Parnassus emerges as Nashville’s literary center
A&E

Parnassus emerges as Nashville’s literary center

When the door swings open to Parnassus Books, the scene is one familiar to book lovers.

High gloss oak shelves loaded down with books line the walls from floor to ceiling. Crisp hardback books creak when their spines are forced open. Customers mill between the displays as soft, folksy tunes play. In other words, just like any typical bookstore.

But Parnassus is no standard bookstore.

The Green Hills independent store was born out of a partnership between best-selling author Ann Patchett and publishing veteran Karen Hayes and has developed into a community hub.

Now celebrating more than a year in business, Parnassus’ beginnings center around what many had dubbed the end of the independent bookstore in Nashville.

In December 2010, Nashville mainstay Davis-Kidd Booksellers declared bankruptcy and closed its doors. That left a hole in a city used to frequent literary tour stops but it also created an opportunity, Hayes said.

Following the initial announcement of the closing, Hayes and her friend began talking about opening a bookstore of their own – jokingly, at first.

“I always thought that’s crazy but then I thought, no, that’s not crazy. This town needs a bookstore,” Hayes said.

Two months later, Hayes opted to take an early retirement option offered by Random House Publishing to start crafting plans.

While Hayes’ ideas were coming together, financing them was still a major concern until Patchett got involved.

The two met through mutual friend Mary Gray James, now the children’s manager at Parnassus, in early April 2011.

“I think it was fate because I’m the only one that each of them knew,” James said. “Ann and I were talking over lunch when she started talking about opening a bookstore … she said yes, I really want to own a bookstore, I don’t want to be in it, I don’t want to run it but I want to own a bookstore. Then I said ‘There is someone you really need to talk to.’”

Over lunch at Fido’s, James and Hayes laid out a presentation complete with a five-year financial plan.

“Ann just listened politely and then quietly said, ‘Or I could just write a check,’” James said.

Patchett’s underwriting of Parnassus freed up Hayes to design all of the elements for the store, including the name, which she said came from title of a 1917 book called “Parnassus on Wheels.”

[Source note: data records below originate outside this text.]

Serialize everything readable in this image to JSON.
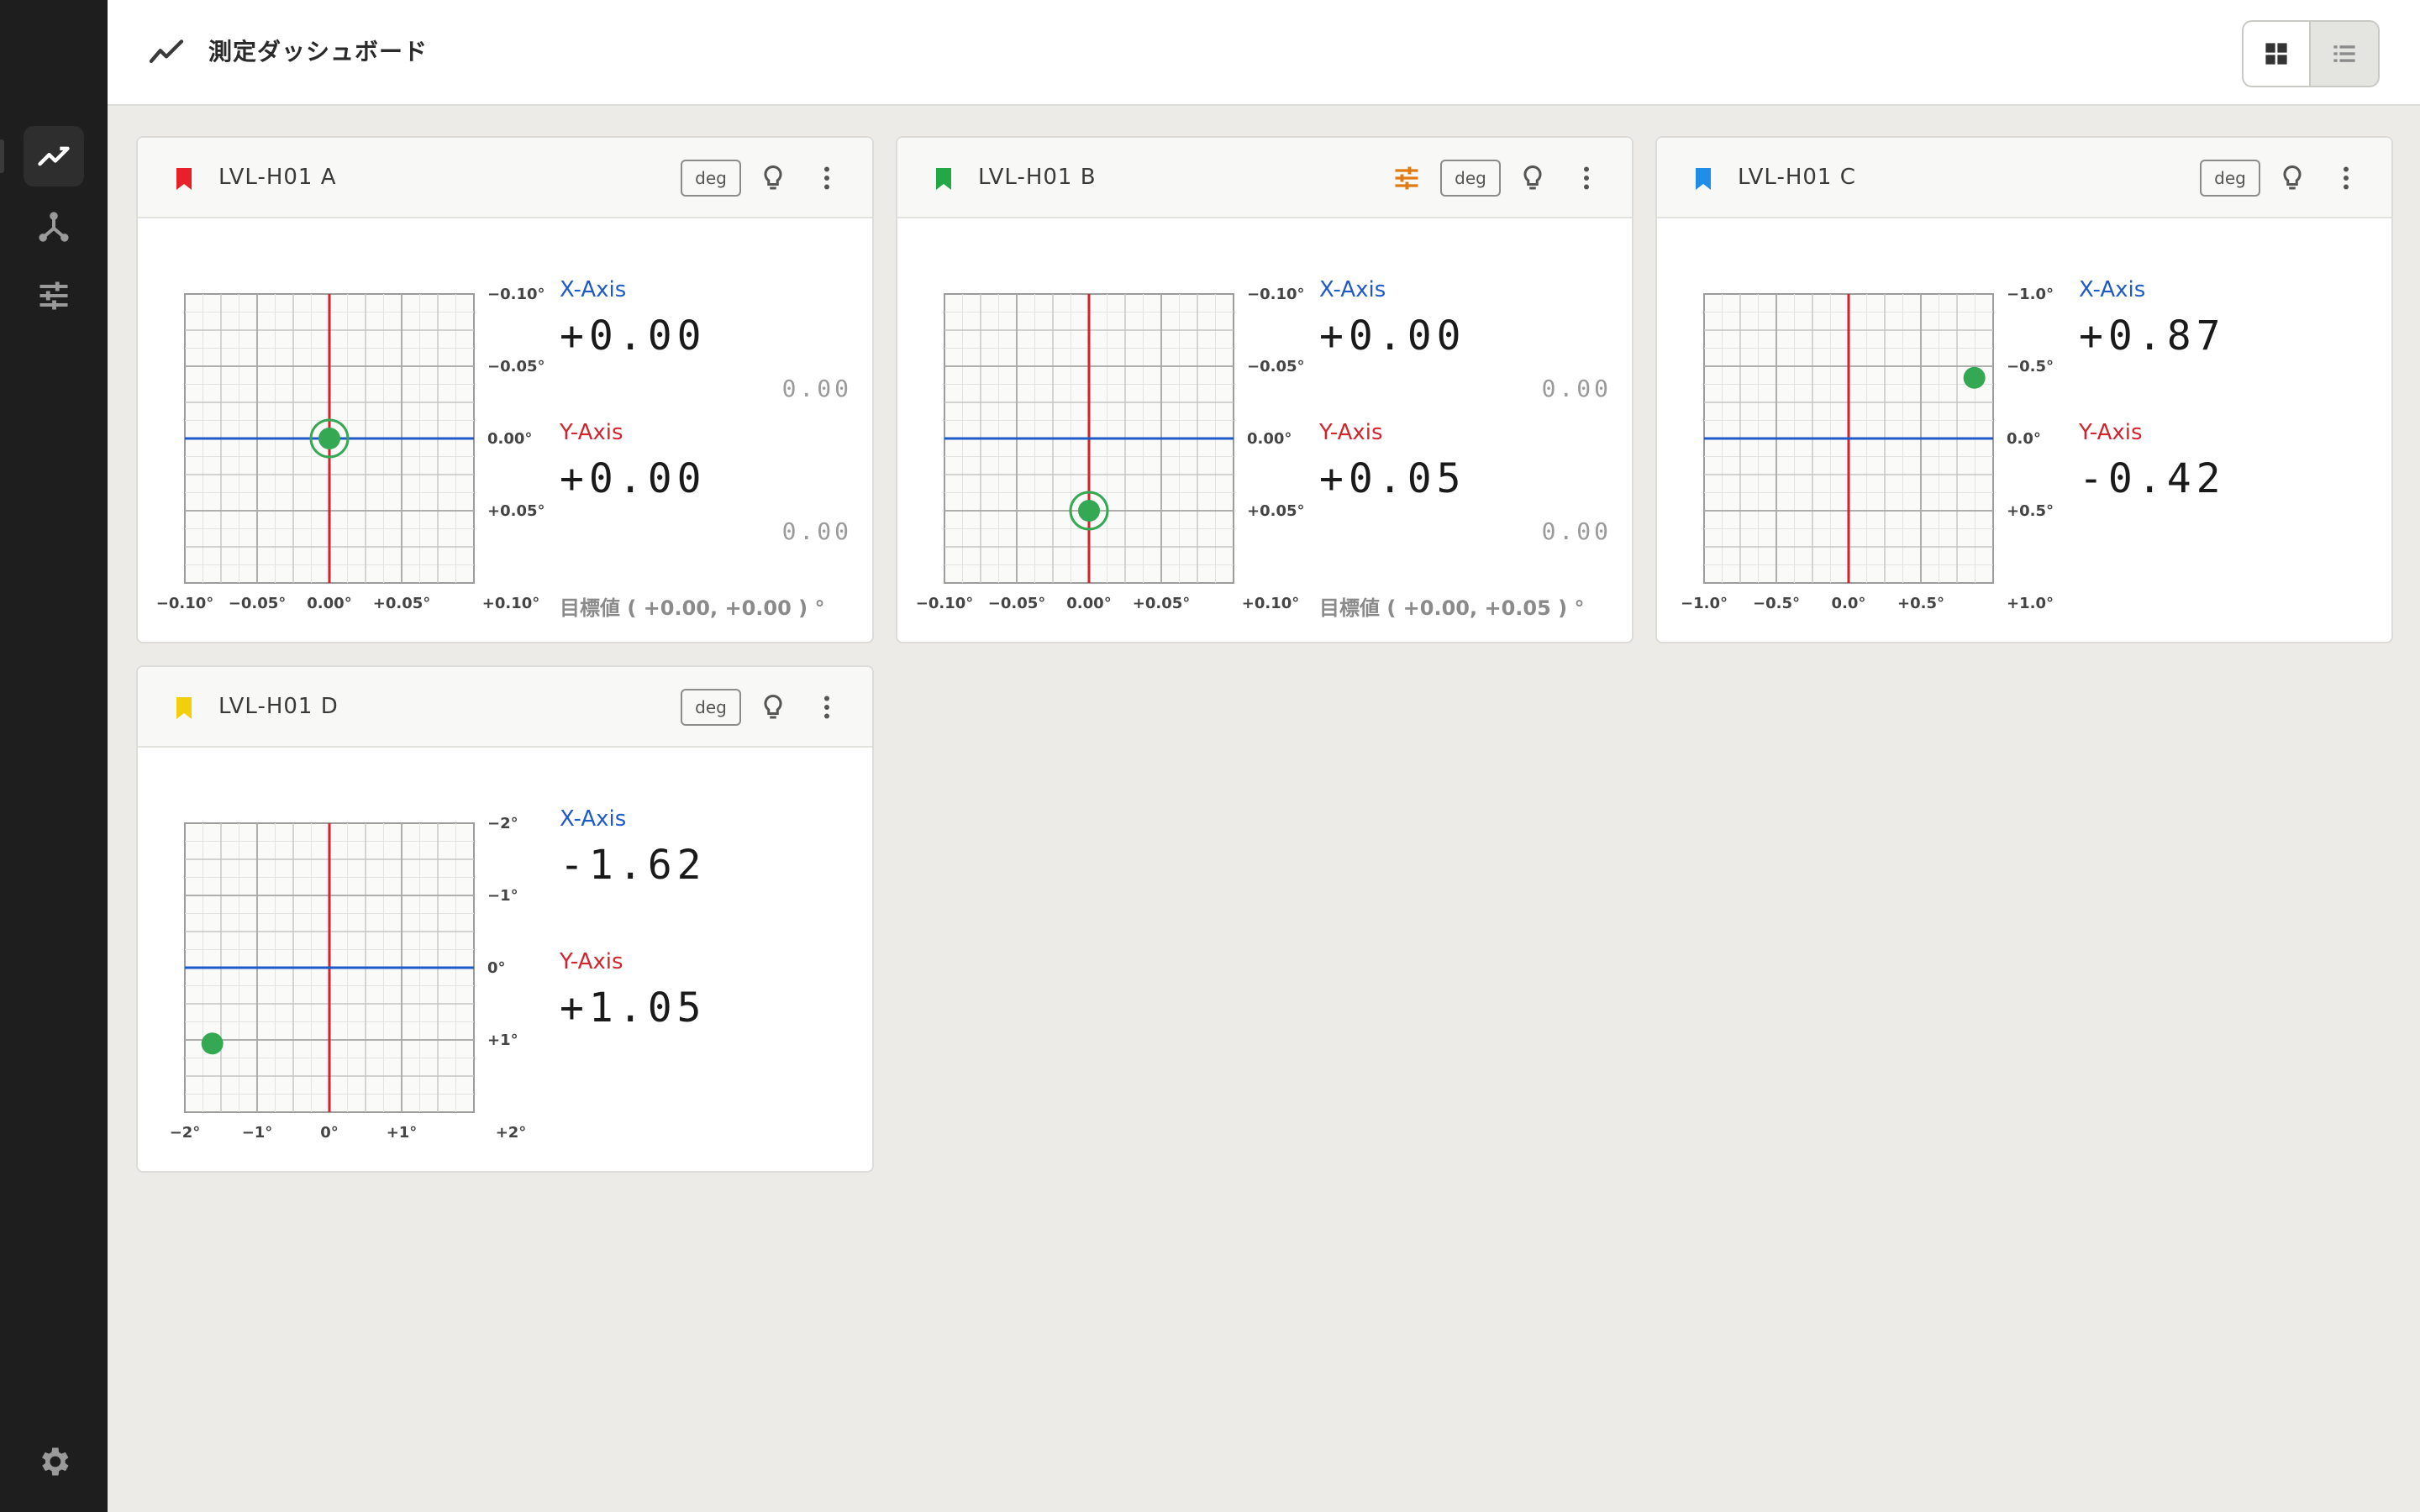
{
  "header": {
    "title": "測定ダッシュボード"
  },
  "sidebar": {
    "items": [
      "chart-line-icon",
      "network-icon",
      "tune-icon"
    ],
    "bottom": "settings-icon"
  },
  "colors": {
    "accent_x": "#1e5bc8",
    "accent_y": "#d1242d",
    "point": "#34a853",
    "tune": "#e07b13"
  },
  "cards": [
    {
      "title": "LVL-H01 A",
      "bookmark_color": "#e8202a",
      "unit_badge": "deg",
      "has_tune": false,
      "x_label": "X-Axis",
      "x_value": "+0.00",
      "x_ref": "0.00",
      "y_label": "Y-Axis",
      "y_value": "+0.00",
      "y_ref": "0.00",
      "target": "目標値 ( +0.00, +0.00 ) °",
      "plot": {
        "range": 0.1,
        "point": [
          0.0,
          0.0
        ],
        "target": [
          0.0,
          0.0
        ],
        "x_ticks": [
          "−0.10°",
          "−0.05°",
          "0.00°",
          "+0.05°",
          "+0.10°"
        ],
        "y_ticks": [
          "−0.10°",
          "−0.05°",
          "0.00°",
          "+0.05°"
        ]
      }
    },
    {
      "title": "LVL-H01 B",
      "bookmark_color": "#22a845",
      "unit_badge": "deg",
      "has_tune": true,
      "x_label": "X-Axis",
      "x_value": "+0.00",
      "x_ref": "0.00",
      "y_label": "Y-Axis",
      "y_value": "+0.05",
      "y_ref": "0.00",
      "target": "目標値 ( +0.00, +0.05 ) °",
      "plot": {
        "range": 0.1,
        "point": [
          0.0,
          0.05
        ],
        "target": [
          0.0,
          0.05
        ],
        "x_ticks": [
          "−0.10°",
          "−0.05°",
          "0.00°",
          "+0.05°",
          "+0.10°"
        ],
        "y_ticks": [
          "−0.10°",
          "−0.05°",
          "0.00°",
          "+0.05°"
        ]
      }
    },
    {
      "title": "LVL-H01 C",
      "bookmark_color": "#1e8ee8",
      "unit_badge": "deg",
      "has_tune": false,
      "x_label": "X-Axis",
      "x_value": "+0.87",
      "x_ref": "",
      "y_label": "Y-Axis",
      "y_value": "-0.42",
      "y_ref": "",
      "target": "",
      "plot": {
        "range": 1.0,
        "point": [
          0.87,
          -0.42
        ],
        "target": null,
        "x_ticks": [
          "−1.0°",
          "−0.5°",
          "0.0°",
          "+0.5°",
          "+1.0°"
        ],
        "y_ticks": [
          "−1.0°",
          "−0.5°",
          "0.0°",
          "+0.5°"
        ]
      }
    },
    {
      "title": "LVL-H01 D",
      "bookmark_color": "#f2cf0c",
      "unit_badge": "deg",
      "has_tune": false,
      "x_label": "X-Axis",
      "x_value": "-1.62",
      "x_ref": "",
      "y_label": "Y-Axis",
      "y_value": "+1.05",
      "y_ref": "",
      "target": "",
      "plot": {
        "range": 2.0,
        "point": [
          -1.62,
          1.05
        ],
        "target": null,
        "x_ticks": [
          "−2°",
          "−1°",
          "0°",
          "+1°",
          "+2°"
        ],
        "y_ticks": [
          "−2°",
          "−1°",
          "0°",
          "+1°"
        ]
      }
    }
  ]
}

“It’s a real lovely little book and I thought let me see what else Parnassus means. I looked it up and Parnassus in Greece is considered the home of the Muses. The home of poetry, literature, art and music,” said Hayes. “I thought, ‘This is the Athens of the South, so it’s like that’s the perfect name for a bookstore in Nashville.’”

Patchett wasn’t so keen on the idea of the name at first, but “finally embraced it.”

Patchett wasn’t the only one embracing Parnassus. Six months later, the store opened to national media attention.

Shortly after a founders’ party held at the store prior to the grand opening in November 2011, the New York Times published a front page story about Parnassus that led to a crowd of people and an earlier-than-expected opening, said Hayes.

USA Today, BBC and even Oprah Winfrey have now all published something about the independent bookstore.

“We had to hit the ground running because it was the holiday season, but the community was so supportive. They were so ready for a bookstore. They have just not let up on that support,” James said. “They truly love the store and have kind of claimed it for their own, which is what we wanted.”

To continue building this relationship between store and community, Parnassus has adapted a variety of programs built to cater to the neighborhood. These events vary from high-profile author book signings, twice-weekly storytimes, monthly educational presentations by the Nashville Jazz Workshop and local gallery partnerships.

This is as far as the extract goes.